Ein gutes Pferd hat keine Farbe – dieser Spruch ist hierzulande wohl bekannt. Dass ein gutes Pferd auch keine Rasse hat, mag für deutsche Ohren etwas befremdlich klingen. In Nordafrika sieht man das anders.
Es scheint nicht übertrieben, vom "Berber-Boom"
in Deutschland zu sprechen. Die nervenstarken,
menschenbezogenen und intelligenten Pferde sind
bei anspruchsvollen Freizeitreitern beliebt wie nie.

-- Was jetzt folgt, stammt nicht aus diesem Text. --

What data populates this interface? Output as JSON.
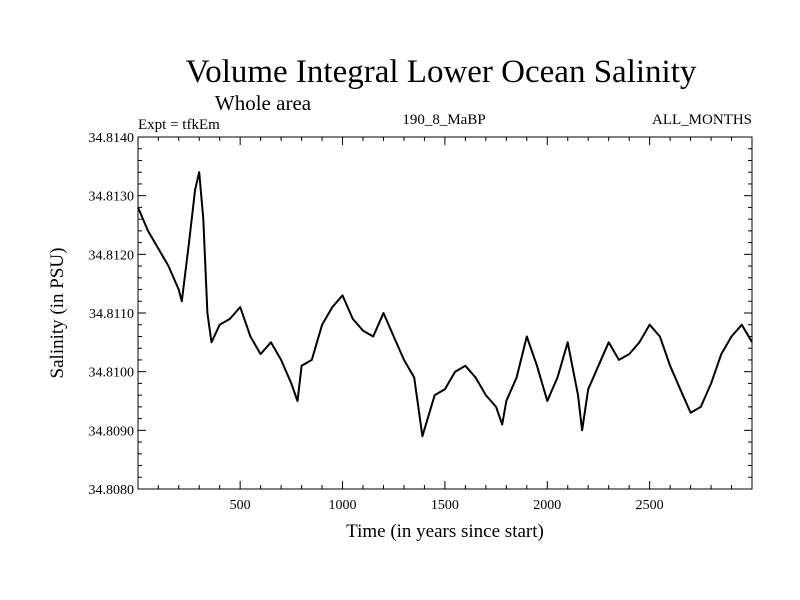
{
  "chart_data": {
    "type": "line",
    "title": "Volume Integral Lower Ocean Salinity",
    "subtitle": "Whole area",
    "experiment_label": "Expt = tfkEm",
    "run_label": "190_8_MaBP",
    "period_label": "ALL_MONTHS",
    "xlabel": "Time (in years since start)",
    "ylabel": "Salinity (in PSU)",
    "xlim": [
      1,
      3000
    ],
    "ylim": [
      34.808,
      34.814
    ],
    "x_ticks": [
      500,
      1000,
      1500,
      2000,
      2500
    ],
    "y_ticks": [
      "34.8080",
      "34.8090",
      "34.8100",
      "34.8110",
      "34.8120",
      "34.8130",
      "34.8140"
    ],
    "grid": false,
    "line_color": "#000000",
    "series": [
      {
        "x": [
          1,
          50,
          100,
          150,
          200,
          215,
          250,
          280,
          300,
          320,
          340,
          360,
          400,
          450,
          500,
          550,
          600,
          650,
          700,
          750,
          780,
          800,
          850,
          900,
          950,
          1000,
          1050,
          1100,
          1150,
          1200,
          1250,
          1300,
          1350,
          1390,
          1450,
          1500,
          1550,
          1600,
          1650,
          1700,
          1750,
          1780,
          1800,
          1850,
          1900,
          1950,
          2000,
          2050,
          2100,
          2150,
          2170,
          2200,
          2250,
          2300,
          2350,
          2400,
          2450,
          2500,
          2550,
          2600,
          2650,
          2700,
          2750,
          2800,
          2850,
          2900,
          2950,
          3000
        ],
        "y": [
          34.8128,
          34.8124,
          34.8121,
          34.8118,
          34.8114,
          34.8112,
          34.8122,
          34.8131,
          34.8134,
          34.8126,
          34.811,
          34.8105,
          34.8108,
          34.8109,
          34.8111,
          34.8106,
          34.8103,
          34.8105,
          34.8102,
          34.8098,
          34.8095,
          34.8101,
          34.8102,
          34.8108,
          34.8111,
          34.8113,
          34.8109,
          34.8107,
          34.8106,
          34.811,
          34.8106,
          34.8102,
          34.8099,
          34.8089,
          34.8096,
          34.8097,
          34.81,
          34.8101,
          34.8099,
          34.8096,
          34.8094,
          34.8091,
          34.8095,
          34.8099,
          34.8106,
          34.8101,
          34.8095,
          34.8099,
          34.8105,
          34.8096,
          34.809,
          34.8097,
          34.8101,
          34.8105,
          34.8102,
          34.8103,
          34.8105,
          34.8108,
          34.8106,
          34.8101,
          34.8097,
          34.8093,
          34.8094,
          34.8098,
          34.8103,
          34.8106,
          34.8108,
          34.8105
        ]
      }
    ]
  }
}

"Ist das wirklich ein reiner Berber?", wollen Kaufinteressenten
häufig als Allererstes wissen – und
stellen damit eine Frage, die typisch ist für den
westeuropäischen Wunsch nach Ordnung und einer
Schubladensystematik, die den Pferden Nordafrikas
jedoch überhaupt nicht gerecht wird.
So schwer es festzustellen ist, ob in den Adern des
auserwählten Kandidaten "reines" Berberblut fließt,
so unwichtig ist die Antwort auf diese Frage für die
Menschen, aus deren Heimat das Pferd stammt. In
Nordafrika kennt man eigentlich nur passende und
unpassende Pferde – je nach Verwendungszweck
und Geldbeutel. Um Mikrochips, Papiere und Zuchtverbandsregelungen
macht man sich da eher wenig Gedanken – warum auch? Wichtig ist, dass ein Rennpferd
schnell ist, ein Arbeitpferd ausdauernd und
ein Zugpferd kraftvoll. Und diese gesamte Vielfalt
ist in Nordafrika überall in allen Schattierungen
und verschiedenen Landschlägen vertreten.

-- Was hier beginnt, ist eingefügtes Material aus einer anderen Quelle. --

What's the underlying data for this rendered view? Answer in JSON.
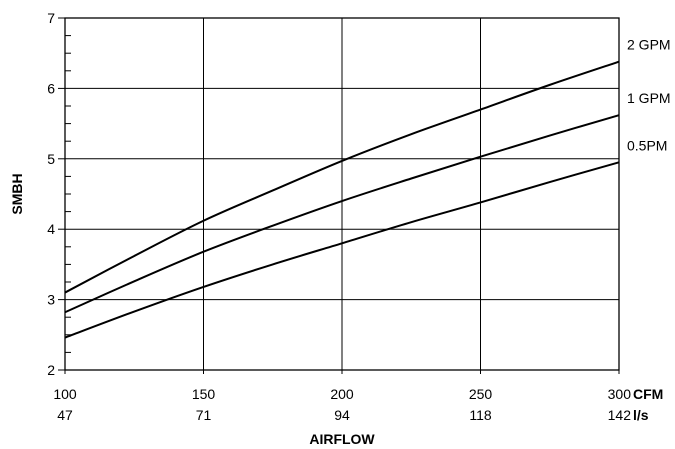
{
  "chart_data": {
    "type": "line",
    "xlabel": "AIRFLOW",
    "ylabel": "SMBH",
    "xlim": [
      100,
      300
    ],
    "ylim": [
      2,
      7
    ],
    "grid": true,
    "x_ticks": [
      100,
      150,
      200,
      250,
      300
    ],
    "x_ticks_secondary": [
      "47",
      "71",
      "94",
      "118",
      "142"
    ],
    "x_unit_primary": "CFM",
    "x_unit_secondary": "l/s",
    "y_ticks": [
      2,
      3,
      4,
      5,
      6,
      7
    ],
    "series": [
      {
        "name": "2 GPM",
        "x": [
          100,
          125,
          150,
          175,
          200,
          225,
          250,
          275,
          300
        ],
        "y": [
          3.1,
          3.62,
          4.12,
          4.55,
          4.97,
          5.35,
          5.7,
          6.05,
          6.38
        ]
      },
      {
        "name": "1 GPM",
        "x": [
          100,
          125,
          150,
          175,
          200,
          225,
          250,
          275,
          300
        ],
        "y": [
          2.82,
          3.26,
          3.68,
          4.05,
          4.4,
          4.72,
          5.03,
          5.33,
          5.62
        ]
      },
      {
        "name": "0.5PM",
        "x": [
          100,
          125,
          150,
          175,
          200,
          225,
          250,
          275,
          300
        ],
        "y": [
          2.46,
          2.83,
          3.18,
          3.5,
          3.8,
          4.1,
          4.38,
          4.67,
          4.95
        ]
      }
    ]
  }
}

Mein Pferd ist Herr unter den Pferden.
Mit einem tiefen Zug füllt es seine Lungen mit Luft
und verdunkelt die Herzen unserer Feinde.

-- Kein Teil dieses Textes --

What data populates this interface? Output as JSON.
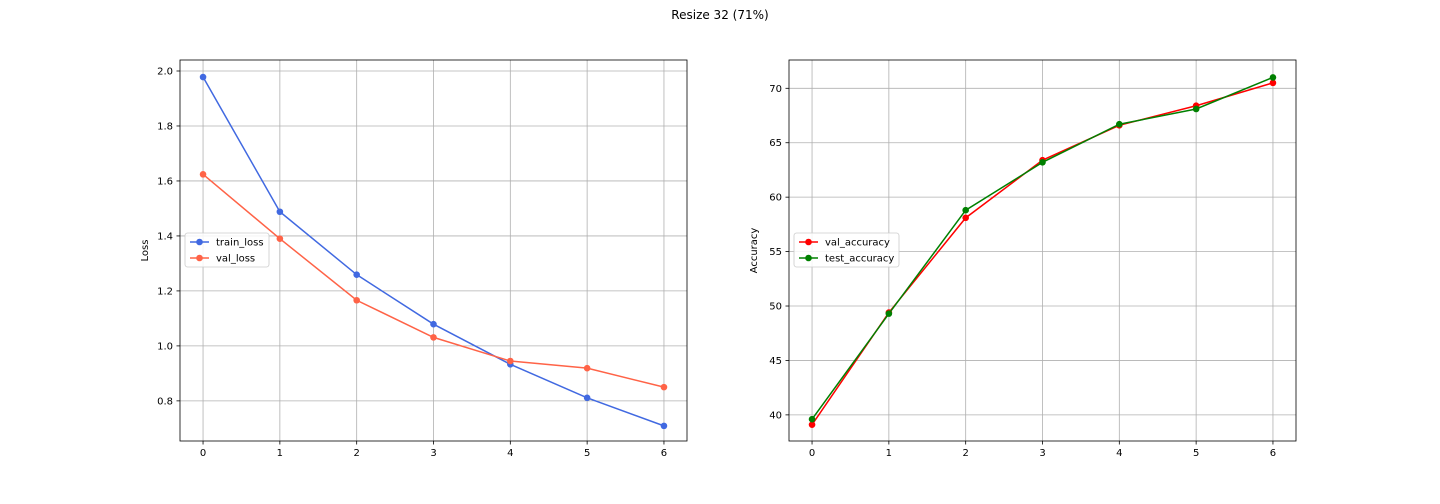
{
  "figure": {
    "title": "Resize 32 (71%)"
  },
  "chart_data": [
    {
      "type": "line",
      "title": "",
      "xlabel": "",
      "ylabel": "Loss",
      "x": [
        0,
        1,
        2,
        3,
        4,
        5,
        6
      ],
      "xticks": [
        "0",
        "1",
        "2",
        "3",
        "4",
        "5",
        "6"
      ],
      "yticks": [
        "0.8",
        "1.0",
        "1.2",
        "1.4",
        "1.6",
        "1.8",
        "2.0"
      ],
      "xlim": [
        -0.3,
        6.3
      ],
      "ylim": [
        0.654,
        2.04
      ],
      "grid": true,
      "legend_position": "center-left",
      "series": [
        {
          "name": "train_loss",
          "color": "#4169e1",
          "marker": "circle",
          "values": [
            1.978,
            1.488,
            1.259,
            1.079,
            0.933,
            0.811,
            0.709
          ]
        },
        {
          "name": "val_loss",
          "color": "#ff6347",
          "marker": "circle",
          "values": [
            1.624,
            1.39,
            1.166,
            1.031,
            0.945,
            0.919,
            0.85
          ]
        }
      ]
    },
    {
      "type": "line",
      "title": "",
      "xlabel": "",
      "ylabel": "Accuracy",
      "x": [
        0,
        1,
        2,
        3,
        4,
        5,
        6
      ],
      "xticks": [
        "0",
        "1",
        "2",
        "3",
        "4",
        "5",
        "6"
      ],
      "yticks": [
        "40",
        "45",
        "50",
        "55",
        "60",
        "65",
        "70"
      ],
      "xlim": [
        -0.3,
        6.3
      ],
      "ylim": [
        37.6,
        72.6
      ],
      "grid": true,
      "legend_position": "center-left",
      "series": [
        {
          "name": "val_accuracy",
          "color": "#ff0000",
          "marker": "circle",
          "values": [
            39.1,
            49.4,
            58.1,
            63.4,
            66.6,
            68.4,
            70.5
          ]
        },
        {
          "name": "test_accuracy",
          "color": "#008000",
          "marker": "circle",
          "values": [
            39.6,
            49.3,
            58.8,
            63.2,
            66.7,
            68.1,
            71.0
          ]
        }
      ]
    }
  ]
}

Wisse, dass eine Unze Ehre mehr wiegt als ein Zentner Gold.
Lass dich von niemandem jemals gefangen nehmen.
Verlasse ein Land, wo dein Stolz gelitten hat,
selbst wenn seine Mauern aus Rubinen errichtet worden wären.
Arabisches Gedicht
Das neuerdings in den europäischen Zuchtverbänden
allzu genau definierte, angeblich reine Berberpferd
ist selbst in Nordafrika so gut wie nicht
mehr vorhanden. Besser wäre
es, von den traditionellen "Chevaux
de Barbarie" zu sprechen,
wie man sie Jahrhunderte lang
viel korrekter bezeichnete:
Pferde aus dem groß bemessenen,
nordafrikanischen Berberland.
Pferde, die alle heute existierenden
Rassen im Laufe der
Geschichte maßgeblich beeinflussten
und deren Vorfahren
seit der Antike zu Weltruhm
gelangten. Die besten Pferde im
nordafrikanischen Alltag sind
verschiedenste Mischungen aus
den Rassen Araber und Berber
und vereinen im optimalen Fall
jeweils deren positive Eigenschaften.
Leider hat sich im
gängigen Sprachgebrauch für
diese Pferde, die in Nordafrika
sehr wohl als eine "Rasse" gelten
und bei weitem am häufigsten
vertreten sind, bisher keine
andere Bezeichnung als die des
"Araber-Berbers" gefunden –
egal, wie exquisit das Produkt
auch sein mag.
Mit ein bisschen
züchterischem Glück vereint der
perfekte Araber-Berber Mut, Nervenstärke,
Robustheit und Treue
des Berbers mit der Schnelligkeit,
Ausdauer und Schönheit des Araberpferdes.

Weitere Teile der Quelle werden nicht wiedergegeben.